I'd prefer to remember the Josh Smith show that Deitch hosted at his cavernous Long Island City space as his final official exhibition, (even though the show closed on May 2, 2010). It was, in a sense, as unusual as the Fairey show: a series of forty-seven paintings completed on the warehouse walls, partially funded by Luhring Augustine, Smith's gallery.
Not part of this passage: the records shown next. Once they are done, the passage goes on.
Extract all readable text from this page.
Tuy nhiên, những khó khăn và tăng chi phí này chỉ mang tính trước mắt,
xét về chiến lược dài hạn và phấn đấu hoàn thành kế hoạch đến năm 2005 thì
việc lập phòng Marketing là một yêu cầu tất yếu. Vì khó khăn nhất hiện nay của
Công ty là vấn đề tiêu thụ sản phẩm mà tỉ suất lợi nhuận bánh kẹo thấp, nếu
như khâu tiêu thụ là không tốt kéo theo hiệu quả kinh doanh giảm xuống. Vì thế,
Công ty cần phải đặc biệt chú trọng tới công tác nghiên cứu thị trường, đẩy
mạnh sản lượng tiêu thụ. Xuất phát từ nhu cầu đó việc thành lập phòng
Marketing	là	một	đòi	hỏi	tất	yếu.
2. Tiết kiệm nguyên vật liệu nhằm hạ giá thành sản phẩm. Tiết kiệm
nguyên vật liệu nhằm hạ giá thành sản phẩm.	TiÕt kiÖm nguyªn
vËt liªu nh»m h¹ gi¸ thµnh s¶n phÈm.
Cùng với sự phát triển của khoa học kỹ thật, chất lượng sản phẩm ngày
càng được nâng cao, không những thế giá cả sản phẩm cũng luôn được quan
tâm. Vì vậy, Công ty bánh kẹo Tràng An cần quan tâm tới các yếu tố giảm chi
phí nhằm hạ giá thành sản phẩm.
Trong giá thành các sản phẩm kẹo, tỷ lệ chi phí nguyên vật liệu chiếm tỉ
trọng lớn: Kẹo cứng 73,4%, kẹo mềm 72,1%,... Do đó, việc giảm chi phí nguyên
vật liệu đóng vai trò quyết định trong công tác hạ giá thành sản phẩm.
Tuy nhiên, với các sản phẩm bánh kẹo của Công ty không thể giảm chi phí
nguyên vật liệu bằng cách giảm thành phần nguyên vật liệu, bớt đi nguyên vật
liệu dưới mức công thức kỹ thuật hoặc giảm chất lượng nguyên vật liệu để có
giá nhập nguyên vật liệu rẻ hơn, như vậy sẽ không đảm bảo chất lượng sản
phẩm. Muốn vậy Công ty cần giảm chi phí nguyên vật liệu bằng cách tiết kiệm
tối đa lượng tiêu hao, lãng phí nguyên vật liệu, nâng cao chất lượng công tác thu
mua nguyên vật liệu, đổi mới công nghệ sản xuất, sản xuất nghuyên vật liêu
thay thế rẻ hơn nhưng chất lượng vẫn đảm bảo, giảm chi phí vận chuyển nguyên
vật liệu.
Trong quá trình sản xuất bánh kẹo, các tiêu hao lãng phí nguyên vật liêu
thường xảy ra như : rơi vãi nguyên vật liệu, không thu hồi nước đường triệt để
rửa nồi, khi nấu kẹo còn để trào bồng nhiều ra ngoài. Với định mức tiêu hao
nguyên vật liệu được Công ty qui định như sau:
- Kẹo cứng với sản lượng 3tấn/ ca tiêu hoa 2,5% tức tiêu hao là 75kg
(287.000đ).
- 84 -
It ran against many of Deitch's tendencies: it was subdued instead of spectacular, handmade instead of slickly produced.

Smith's quiet installation suited that strange LIC space, which almost always felt deserted except for a friendly gallery assistant and Dzine's 1993 "Pimp Juice" Cadillac Fleetwood, which sat for what seemed like years in the large garage that one first entered from the street, one half of the warehouse that often felt a little bit too big for even as ambitious a curator as Deitch. (The stunning 2008-09 Keith Haring show in the space was a clear exception to that statement.) Nevertheless, one could always count on some combination of entertainment, annoyance, and pleasure out there. ("The Pig" show — with its moving, stuffed-animal-covered Gelitin cars, its Paul Chan drawings, and its old Koons sculpture — comes to mind.)

Barbara Gladstone has apparently procured the space to use for private viewing rooms, and one of her most prized artists, Matthew Barney, uses the warehouse next door as a studio, so there will probably be some fine events out there, along the East River, in future years. Regardless of what happens, memories of the shows that Deitch presented out in Long Island City should provide plenty of material for those who want to make sense of his legacy and just may cause a few people to overlook the embarrassing Fairey show.